Updated analysis of overall survival found an absolute difference of 3.6 months favoring radium-223, representing a 31% improvement in survival that was statistically significant (P = .0001). Subgroup analysis showed a benefit for radium-223 in all prespecified subgroups, including prior docetaxel treatment.
Time to first skeletal-related event was significantly delayed in the radium-223 group (median of 13.6 months vs 8.4 months for placebo, P = .0005). Radium-223 delayed the time to first use of external-beam radiotherapy for pain: a median of 17 months vs 10.9 months, respectively (P = .004). Radium-223 halved the rate of spinal cord compression from 6% with placebo to 3%.
“No difference in hematologic toxicity was reported between the two arms, suggesting that radium-223 spares the bone marrow,” Dr. Sandler told listeners.
As part of the development program, a phase I trial is evaluating radium-223 plus docetaxel, and radium-223 is also being studied in patients with breast cancer and bone metastases. ■
Disclosure:Dr. Warde reported no potential conflicts of interest. Dr. Sandler has consulted for Bayer and Algeta in regard to radium-223, but has no related leadership positions, employment, or ownership.

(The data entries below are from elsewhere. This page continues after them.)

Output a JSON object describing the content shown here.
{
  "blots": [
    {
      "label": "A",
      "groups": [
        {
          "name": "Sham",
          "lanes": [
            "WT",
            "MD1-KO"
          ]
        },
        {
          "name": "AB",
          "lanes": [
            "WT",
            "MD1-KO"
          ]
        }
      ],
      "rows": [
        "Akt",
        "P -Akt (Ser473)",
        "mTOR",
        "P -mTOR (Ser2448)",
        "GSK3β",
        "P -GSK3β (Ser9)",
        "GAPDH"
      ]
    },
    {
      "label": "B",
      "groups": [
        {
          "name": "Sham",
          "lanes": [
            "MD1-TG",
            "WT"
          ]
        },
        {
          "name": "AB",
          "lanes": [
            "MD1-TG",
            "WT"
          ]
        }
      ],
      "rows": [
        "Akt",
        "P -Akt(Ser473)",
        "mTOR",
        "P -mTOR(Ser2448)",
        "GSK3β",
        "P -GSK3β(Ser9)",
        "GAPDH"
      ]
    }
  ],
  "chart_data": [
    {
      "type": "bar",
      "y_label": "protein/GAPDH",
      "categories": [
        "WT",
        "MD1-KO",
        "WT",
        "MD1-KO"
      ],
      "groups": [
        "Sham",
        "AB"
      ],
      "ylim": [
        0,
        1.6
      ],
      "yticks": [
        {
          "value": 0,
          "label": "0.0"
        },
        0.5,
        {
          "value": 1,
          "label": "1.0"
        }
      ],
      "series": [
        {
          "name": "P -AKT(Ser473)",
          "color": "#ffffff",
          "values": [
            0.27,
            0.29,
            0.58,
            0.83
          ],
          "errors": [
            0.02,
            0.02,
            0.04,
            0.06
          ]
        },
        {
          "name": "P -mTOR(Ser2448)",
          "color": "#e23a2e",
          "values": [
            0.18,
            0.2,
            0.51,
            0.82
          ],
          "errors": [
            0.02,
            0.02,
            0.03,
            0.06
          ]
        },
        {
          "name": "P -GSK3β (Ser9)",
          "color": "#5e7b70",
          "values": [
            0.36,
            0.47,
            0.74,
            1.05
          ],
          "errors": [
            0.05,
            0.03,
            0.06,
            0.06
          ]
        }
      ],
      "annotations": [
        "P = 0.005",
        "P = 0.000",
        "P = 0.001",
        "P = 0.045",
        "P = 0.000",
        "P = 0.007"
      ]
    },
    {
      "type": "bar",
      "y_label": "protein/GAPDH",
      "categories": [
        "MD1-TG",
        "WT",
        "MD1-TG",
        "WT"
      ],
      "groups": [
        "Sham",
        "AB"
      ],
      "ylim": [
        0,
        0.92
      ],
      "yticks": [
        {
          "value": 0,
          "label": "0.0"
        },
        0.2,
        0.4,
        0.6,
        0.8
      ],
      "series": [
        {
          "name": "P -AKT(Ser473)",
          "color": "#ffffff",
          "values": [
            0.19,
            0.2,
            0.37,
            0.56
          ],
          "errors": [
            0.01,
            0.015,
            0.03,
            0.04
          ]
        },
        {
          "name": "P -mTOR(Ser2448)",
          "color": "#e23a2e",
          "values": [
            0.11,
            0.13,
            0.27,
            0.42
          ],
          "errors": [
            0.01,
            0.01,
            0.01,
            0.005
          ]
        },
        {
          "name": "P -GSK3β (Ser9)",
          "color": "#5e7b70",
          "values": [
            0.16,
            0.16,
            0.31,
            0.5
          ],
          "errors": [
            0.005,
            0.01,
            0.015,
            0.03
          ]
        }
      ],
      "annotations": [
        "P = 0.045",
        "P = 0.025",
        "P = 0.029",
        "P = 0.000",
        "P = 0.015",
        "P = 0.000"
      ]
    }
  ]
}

1. Gospodarowicz MK, Mason M, Parulekar W, et al: Final analysis of intergroup randomized phase III study of androgen deprivation therapy (ADT) ±radiation therapy in locally advanced prostate cancer (NCIC-CTG, SWOG, MRC-UK, INT: T94-0110; NCT00002633). 54th ASTRO Annual Meeting. Abstract 8. Presented October 28, 2012.
2. Sandler HM, Nilsson S, Parker C, et al: Radium-223 chloride safety and use of external beam radiation therapy (EBRT) in the phase III randomized trial (ALSYMPCA) in patients with castration-resistant prostate cancer (CRPC) and bone metastases. 54th ASTRO Annual Meeting. Abstract 7. Presented October 28, 2012.